Akkuyu NS eski Genel Müdürü Aleksandr Superfin’in bazı açıklamalarını kamuoyuna hatırlatmak isteriz; “Rosatom tarihinde ilk kez Yap- İşlet modeliyle bir santral inşa ediyor. Gizli bir ajandamız ve özel bir hedefimiz yok. Amacımız para kazanmak. 20 milyar dolara mal olması beklenen nükleer santralin maliyetlerinin daha da aşağıya çekilmesi mümkün. Amacımız bu rakamı mümkün olduğu kadar düşürmek.”

Rosatom şirketi ve ortağı durumundaki yerli şirketlerin amacı bellidir; nükleeri ucuz ve de denetimsiz yapma arzusu.”

Akkuyu projesi için 2015 yılına kadar Türkiye’ye Rusya tarafından aktarılan paranın yaklaşık 3 Milyar Dolar olduğu basında yer almıştır. Ancak 2015 yılından buyana Rusya tarafından aktarılan para miktarı kamuoyundan gizlenmektedir.

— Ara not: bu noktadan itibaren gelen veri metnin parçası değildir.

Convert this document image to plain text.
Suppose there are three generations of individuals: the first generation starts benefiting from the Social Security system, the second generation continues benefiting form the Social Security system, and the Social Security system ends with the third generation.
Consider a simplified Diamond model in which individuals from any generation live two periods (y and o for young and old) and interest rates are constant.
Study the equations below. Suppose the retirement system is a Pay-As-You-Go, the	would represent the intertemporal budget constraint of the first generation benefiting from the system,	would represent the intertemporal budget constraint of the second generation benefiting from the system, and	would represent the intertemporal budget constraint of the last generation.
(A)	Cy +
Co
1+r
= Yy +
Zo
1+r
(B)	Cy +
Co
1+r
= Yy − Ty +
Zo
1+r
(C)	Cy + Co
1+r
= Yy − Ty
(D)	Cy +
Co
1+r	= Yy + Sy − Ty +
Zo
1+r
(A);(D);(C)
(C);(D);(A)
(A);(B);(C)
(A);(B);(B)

Ortada 3 milyar dolarlık bir imalat olmadığı bellidir. 80 metreye 80 metrelik bir alanda; üzerine henüz reaktör konmamış, nükleer reaksiyon ve türbinler çalışmaya başlamamış, buna rağmen iki kez çatlayan bir temel var ortada. Rusya’dan aktarılan paralar nereye harcanmıştır, harcanmaktadır?

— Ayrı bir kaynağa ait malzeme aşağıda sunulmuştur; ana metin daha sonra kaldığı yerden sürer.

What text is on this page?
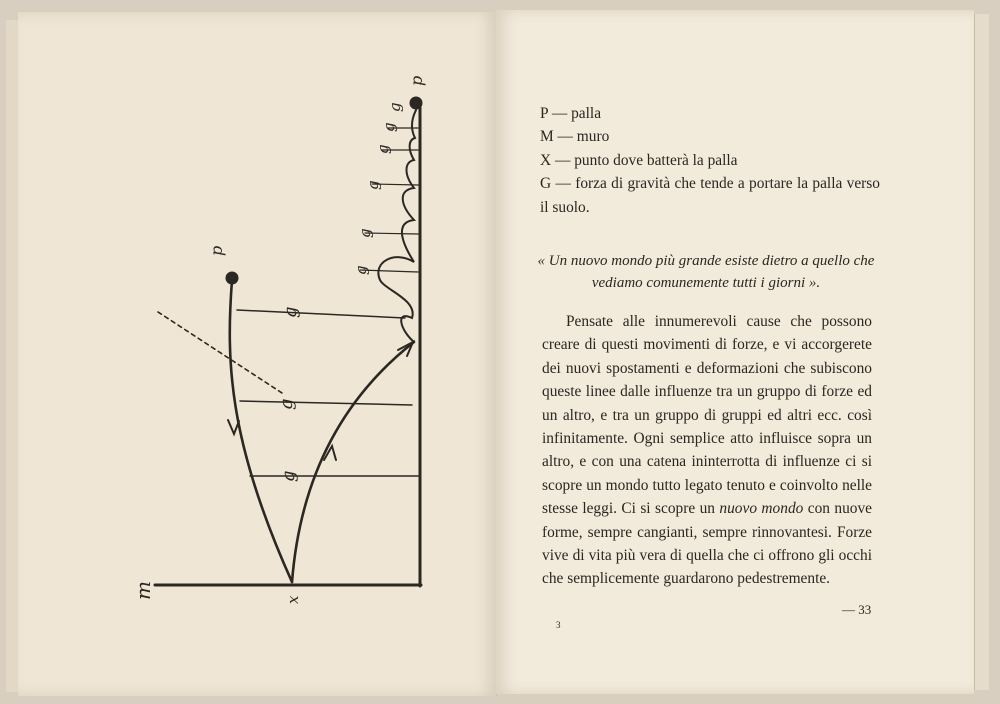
P — palla
M — muro
X — punto dove batterà la palla
G — forza di gravità che tende a portare la palla verso il suolo.
« Un nuovo mondo più grande esiste dietro a quello che vediamo comunemente tutti i giorni ».

Pensate alle innumerevoli cause che possono creare di questi movimenti di forze, e vi accorgerete dei nuovi spostamenti e deformazioni che subiscono queste linee dalle influenze tra un gruppo di forze ed un altro, e tra un gruppo di gruppi ed altri ecc. così infinitamente. Ogni semplice atto influisce sopra un altro, e con una catena ininterrotta di influenze ci si scopre un mondo tutto legato tenuto e coinvolto nelle stesse leggi. Ci si scopre un nuovo mondo con nuove forme, sempre cangianti, sempre rinnovantesi. Forze vive di vita più vera di quella che ci offrono gli occhi che semplicemente guardarono pedestremente.

— 33
3
p
p
x
m
g
g
g
g
g
g
g
g
g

Akkuyu Nükleer Santralı enerji projesi değildir, politik bir projedir.

Nükleer enerji gibi son derece riskli ve hayati bir konuyu, kamu denetimini ortadan kaldırılarak tamamen ticari bir konu haline getiren Nükleer Düzenleme Kurulu (NDK) 9 temmuz 2018 tarihinde yani temel çatlakları oluşmadan önce KHK ile kurulmuş, 6 ay geçmeden torba kanunla görev yetkileri değişikliğe uğratılmış tamamen Cumhurbaşkanına bağlı bir kurumdur.

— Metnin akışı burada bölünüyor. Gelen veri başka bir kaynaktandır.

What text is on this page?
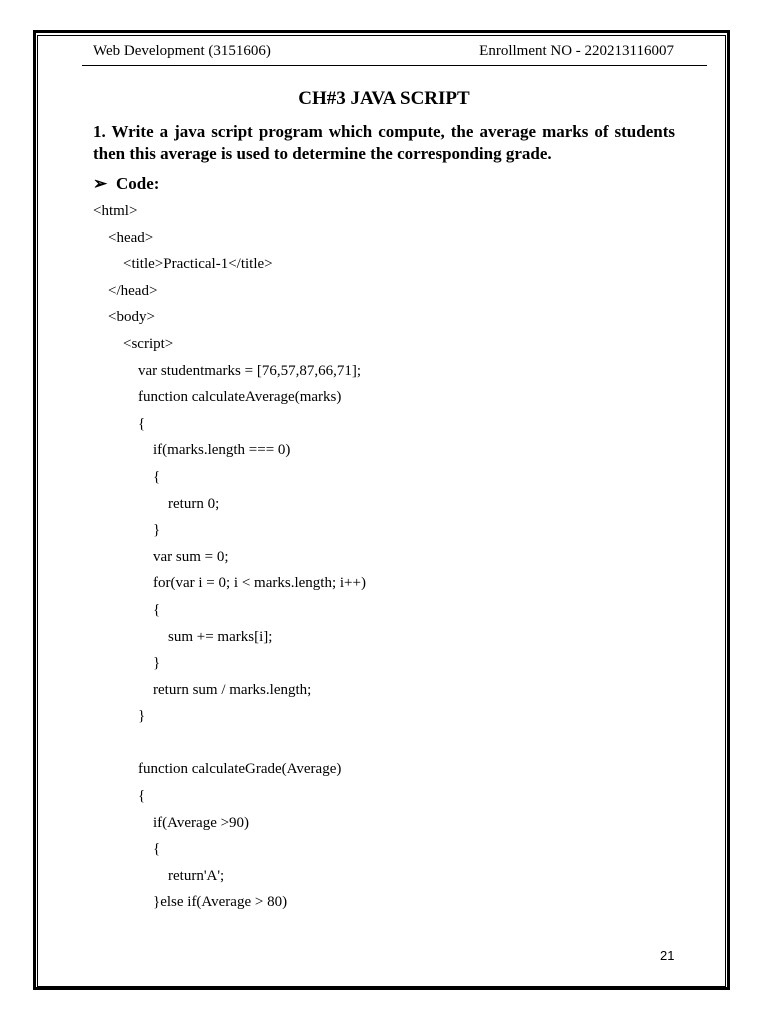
Web Development (3151606)	Enrollment NO - 220213116007
CH#3 JAVA SCRIPT
1. Write a java script program which compute, the average marks of students then this average is used to determine the corresponding grade.
➢ Code:
<html>
<head>
<title>Practical-1</title>
</head>
<body>
<script>
var studentmarks = [76,57,87,66,71];
function calculateAverage(marks)
{
if(marks.length === 0)
{
return 0;
}
var sum = 0;
for(var i = 0; i < marks.length; i++)
{
sum += marks[i];
}
return sum / marks.length;
}
function calculateGrade(Average)
{
if(Average >90)
{
return'A';
}else if(Average > 80)
21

Yüksek yargısı bile emir talimatla seçim sonucu açıklayan bir yönetimin Nükleer Düzenleme Kuruluna da güvenimiz yoktur.

Akkuyu Nükleer Santral sahasını ve inşaat çalışmalarını denetlemek üzere; TBMM’de halkın katılımına, izlemesine açık olarak Nükleer Enerji  Komisyonu kurmalıdır. Komisyona ilgili meslek odaları ve  uzmanlar davet edilmelidir. Komisyon derhal Akkuyu Santral sahasında incelemeler yapmalıdır. Denetimsiz nükleer santral projeleri derhal iptal edilsin.”

‘İt ürür kervan yürür’ demişlerdi

Akkuyu Nükleer A.Ş. Genel Müdürü Anastasiya Zoteeva, geçtiğimiz ay bazı Avrupa Parlamentosu temsilcilerinin, projenin sismik güvenlik gerekliliklerine uygun olmaması iddiasıyla Akkuyu NGS inşaatının durdurulması yönündeki çağrılarıyla ilgili “İt ürür, kervan yürür. Kimse kervanımızı durduramaz” demişti.

You may also like

Comments

Comments are closed.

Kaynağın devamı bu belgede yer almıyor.